In my down time, I finished reading I Will Carry You (a book in which a Christian woman shares her story of carrying a baby "incompatible with life"...and I think their diagnosis was even the same as ours: ARPKD). Reading about the delivery, the death, the funeral, and the subsequent grief, made me imagine again the hard road ahead for us, and that, coupled with the disappointment of the stomach flu, just put me in a somber mood.
And I also suddenly felt an urgency to make sure we were prepared for baby's arrival. I want to have a special hat and blanket for baby, but they're not ready yet. I began working on a baby blanket, but I wasn't pleased with the way it was turning out, so I decided to just buy one....one of those beautiful muslin blankets that weren't around when I first began having babies 12 years ago. I ordered it Saturday night, but trying to choose which blanket to wrap my dead baby's body in and then actually imagining doing it, put me in an extra somber state, and I went to bed sobbing Saturday night.
We made it through the night event-free, and this morning, we woke up and got ready for church. Nobody had thrown up since Wednesday, so I was hoping it was all over, but then today after lunch, we had one more kid get sick, and it totally bummed me out.
I guess it was also hard to truly enjoy Mother's Day, knowing that here I am, supposed to be made a mom again, but fully cognizant of the fact that I'm actually carrying a child who is expected to die.
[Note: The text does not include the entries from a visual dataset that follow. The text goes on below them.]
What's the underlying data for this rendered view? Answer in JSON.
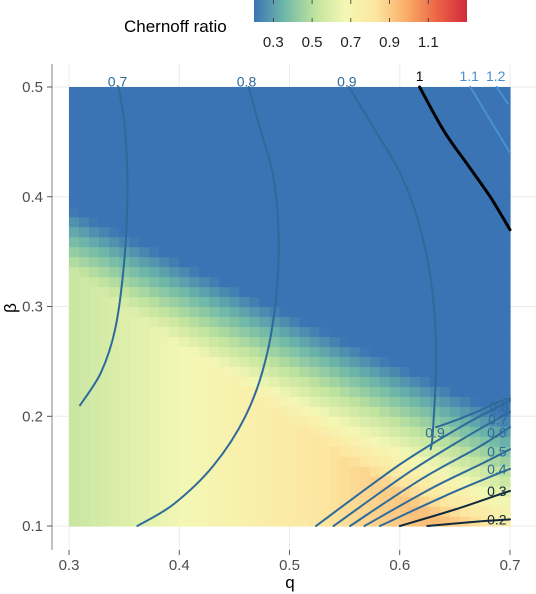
{
  "chart_data": {
    "type": "heatmap",
    "title": "",
    "xlabel": "q",
    "ylabel": "β",
    "xlim": [
      0.3,
      0.7
    ],
    "ylim": [
      0.1,
      0.5
    ],
    "x_ticks": [
      "0.3",
      "0.4",
      "0.5",
      "0.6",
      "0.7"
    ],
    "y_ticks": [
      "0.1",
      "0.2",
      "0.3",
      "0.4",
      "0.5"
    ],
    "grid": true,
    "legend": {
      "title": "Chernoff ratio",
      "position": "top",
      "range": [
        0.2,
        1.3
      ],
      "ticks": [
        "0.3",
        "0.5",
        "0.7",
        "0.9",
        "1.1"
      ],
      "colors": [
        "#3a74b4",
        "#6fb8a8",
        "#bfe39e",
        "#f4f7b4",
        "#fde6a0",
        "#f9ae68",
        "#ec6545",
        "#d22a3c"
      ]
    },
    "contours": [
      {
        "level": "0.7",
        "label_at": [
          0.344,
          0.505
        ],
        "points": [
          [
            0.345,
            0.5
          ],
          [
            0.351,
            0.46
          ],
          [
            0.353,
            0.4
          ],
          [
            0.35,
            0.34
          ],
          [
            0.342,
            0.28
          ],
          [
            0.329,
            0.24
          ],
          [
            0.31,
            0.21
          ]
        ]
      },
      {
        "level": "0.8",
        "label_at": [
          0.461,
          0.505
        ],
        "points": [
          [
            0.463,
            0.5
          ],
          [
            0.474,
            0.46
          ],
          [
            0.485,
            0.42
          ],
          [
            0.49,
            0.37
          ],
          [
            0.488,
            0.31
          ],
          [
            0.478,
            0.25
          ],
          [
            0.46,
            0.2
          ],
          [
            0.431,
            0.155
          ],
          [
            0.395,
            0.12
          ],
          [
            0.362,
            0.1
          ]
        ]
      },
      {
        "level": "0.9",
        "label_at": [
          0.552,
          0.505
        ],
        "points": [
          [
            0.554,
            0.5
          ],
          [
            0.578,
            0.46
          ],
          [
            0.601,
            0.42
          ],
          [
            0.619,
            0.37
          ],
          [
            0.63,
            0.31
          ],
          [
            0.633,
            0.25
          ],
          [
            0.63,
            0.185
          ],
          [
            0.628,
            0.17
          ]
        ]
      },
      {
        "level": "1",
        "label_at": [
          0.618,
          0.51
        ],
        "points": [
          [
            0.618,
            0.5
          ],
          [
            0.64,
            0.46
          ],
          [
            0.661,
            0.43
          ],
          [
            0.682,
            0.4
          ],
          [
            0.7,
            0.37
          ]
        ]
      },
      {
        "level": "1.1",
        "label_at": [
          0.663,
          0.51
        ],
        "points": [
          [
            0.664,
            0.5
          ],
          [
            0.7,
            0.44
          ]
        ]
      },
      {
        "level": "1.2",
        "label_at": [
          0.687,
          0.51
        ],
        "points": [
          [
            0.688,
            0.5
          ],
          [
            0.698,
            0.485
          ]
        ]
      },
      {
        "level": "0.9",
        "label_at": [
          0.632,
          0.185
        ],
        "points": [
          [
            0.633,
            0.19
          ],
          [
            0.65,
            0.196
          ],
          [
            0.672,
            0.205
          ],
          [
            0.687,
            0.212
          ],
          [
            0.695,
            0.215
          ],
          [
            0.7,
            0.216
          ]
        ]
      },
      {
        "level": "0.8",
        "label_at": [
          0.69,
          0.209
        ],
        "points": [
          [
            0.524,
            0.1
          ],
          [
            0.6,
            0.156
          ],
          [
            0.66,
            0.193
          ],
          [
            0.7,
            0.214
          ]
        ]
      },
      {
        "level": "0.7",
        "label_at": [
          0.689,
          0.197
        ],
        "points": [
          [
            0.54,
            0.1
          ],
          [
            0.61,
            0.15
          ],
          [
            0.665,
            0.184
          ],
          [
            0.7,
            0.204
          ]
        ]
      },
      {
        "level": "0.6",
        "label_at": [
          0.688,
          0.185
        ],
        "points": [
          [
            0.555,
            0.1
          ],
          [
            0.62,
            0.143
          ],
          [
            0.67,
            0.171
          ],
          [
            0.7,
            0.19
          ]
        ]
      },
      {
        "level": "0.5",
        "label_at": [
          0.688,
          0.168
        ],
        "points": [
          [
            0.568,
            0.1
          ],
          [
            0.63,
            0.135
          ],
          [
            0.675,
            0.157
          ],
          [
            0.7,
            0.17
          ]
        ]
      },
      {
        "level": "0.4",
        "label_at": [
          0.688,
          0.152
        ],
        "points": [
          [
            0.582,
            0.1
          ],
          [
            0.64,
            0.127
          ],
          [
            0.68,
            0.144
          ],
          [
            0.7,
            0.152
          ]
        ]
      },
      {
        "level": "0.3",
        "label_at": [
          0.688,
          0.132
        ],
        "points": [
          [
            0.6,
            0.1
          ],
          [
            0.65,
            0.115
          ],
          [
            0.685,
            0.127
          ],
          [
            0.7,
            0.132
          ]
        ]
      },
      {
        "level": "0.2",
        "label_at": [
          0.688,
          0.106
        ],
        "points": [
          [
            0.625,
            0.1
          ],
          [
            0.67,
            0.104
          ],
          [
            0.7,
            0.106
          ]
        ]
      }
    ]
  }
}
I made it a point to hang out with and intentionally enjoy my kids. It's a choice I ultimately have to make, not to linger on the painful thoughts for too long. Yes, I have this ominous, terribly sad diagnosis looming over me, but I also have six amazing kids and a loving husband. We played Catan and had a great time bonding. Aaron also saw how sad I was and wrote me this sweet poem.
My Mother's Day was spent being a mom, with all the ups and downs that motherhood brings, but I am thankful for the people I get to be mom to.